H. C. Andersen was born in Odense on 2 April 1805, the son of the shoemaker Hans Andersen and the washer woman Anne Marie Andersdatter. As a child, his favorite employment was daydreaming, and as a 14-year-old he decided to seek his fortune at The Royal Theater in Copenhagen, to which he was loosely affiliated until 1822.
That same year, under pseudonym, he published his first book - Youthful Attempts - and submitted a tragedy from the book to the Royal Theater. The play was rejected, but the theater board agreed to help the young writer get an education, which he completed in 1829 as a cand. phil., after which he devoted himself to his writings.
At the beginning of his authorship (1828-1835), he tries out many genres and has a rich imagination, happiness and vigilance. The great breakthrough in 1835 is the novel Improvisator as well as his first fairy tales: Fairy Tales Told to Children. At the same time, he breaks through abroad with his novels and is celebrated in both England and Germany.

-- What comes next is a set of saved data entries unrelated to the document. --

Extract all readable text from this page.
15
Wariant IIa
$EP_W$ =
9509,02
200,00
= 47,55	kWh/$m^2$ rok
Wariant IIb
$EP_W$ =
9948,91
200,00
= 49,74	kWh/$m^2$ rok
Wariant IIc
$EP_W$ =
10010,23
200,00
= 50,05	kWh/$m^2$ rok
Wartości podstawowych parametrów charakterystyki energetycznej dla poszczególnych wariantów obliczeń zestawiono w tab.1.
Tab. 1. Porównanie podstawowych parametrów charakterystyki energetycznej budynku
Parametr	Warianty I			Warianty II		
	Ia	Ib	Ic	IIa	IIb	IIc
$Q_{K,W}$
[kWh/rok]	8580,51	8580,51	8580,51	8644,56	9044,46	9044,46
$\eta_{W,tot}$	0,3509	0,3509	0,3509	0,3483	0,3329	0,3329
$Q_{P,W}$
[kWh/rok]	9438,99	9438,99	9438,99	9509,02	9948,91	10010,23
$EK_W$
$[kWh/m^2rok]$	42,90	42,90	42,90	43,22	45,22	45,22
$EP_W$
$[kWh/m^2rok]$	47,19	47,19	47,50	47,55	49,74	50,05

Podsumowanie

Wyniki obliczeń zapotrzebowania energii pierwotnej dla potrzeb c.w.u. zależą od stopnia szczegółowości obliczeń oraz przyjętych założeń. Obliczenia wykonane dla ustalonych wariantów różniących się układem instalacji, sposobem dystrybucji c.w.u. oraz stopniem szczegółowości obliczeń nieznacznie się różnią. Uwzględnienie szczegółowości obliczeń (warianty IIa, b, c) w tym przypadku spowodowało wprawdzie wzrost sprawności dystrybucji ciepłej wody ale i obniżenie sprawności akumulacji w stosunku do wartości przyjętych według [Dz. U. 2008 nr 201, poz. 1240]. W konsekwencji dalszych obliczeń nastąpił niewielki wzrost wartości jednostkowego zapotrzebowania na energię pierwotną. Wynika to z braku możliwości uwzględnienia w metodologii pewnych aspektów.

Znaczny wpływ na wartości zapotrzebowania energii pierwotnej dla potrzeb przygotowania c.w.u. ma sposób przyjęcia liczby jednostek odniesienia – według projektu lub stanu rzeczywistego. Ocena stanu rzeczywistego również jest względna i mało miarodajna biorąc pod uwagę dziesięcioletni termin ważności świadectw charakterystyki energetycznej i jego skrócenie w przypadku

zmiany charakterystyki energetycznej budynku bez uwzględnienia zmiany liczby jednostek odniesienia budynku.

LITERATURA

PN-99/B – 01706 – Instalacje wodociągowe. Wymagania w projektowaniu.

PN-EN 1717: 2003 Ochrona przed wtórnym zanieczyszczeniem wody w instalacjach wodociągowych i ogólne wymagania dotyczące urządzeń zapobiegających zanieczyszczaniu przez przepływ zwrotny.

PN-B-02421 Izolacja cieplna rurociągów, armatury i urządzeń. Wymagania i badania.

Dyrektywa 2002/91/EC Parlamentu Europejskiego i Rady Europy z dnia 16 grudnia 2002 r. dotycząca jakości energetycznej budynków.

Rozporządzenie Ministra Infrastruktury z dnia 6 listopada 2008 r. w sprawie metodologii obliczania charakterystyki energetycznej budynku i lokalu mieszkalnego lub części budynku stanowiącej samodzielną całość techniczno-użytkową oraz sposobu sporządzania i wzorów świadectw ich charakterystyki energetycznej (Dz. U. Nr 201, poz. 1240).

Already in his lifetime, his fairy tales and stories were translated into several languages, which secured him an increasing popular fame. His private life stood in stark contrast to his writings; He had no luck in love and lived in loneliness plagued by worries, though with a great circle of friends among his equals.
He died in 1875, and the funeral raised great international attention.
H. C. Andersen is with his lush imagination and for his time radical and modern view of art one of the most interesting personalities in Danish cultural history, and not only contributed with literary works but also with drawings, paper cuttings and picture books.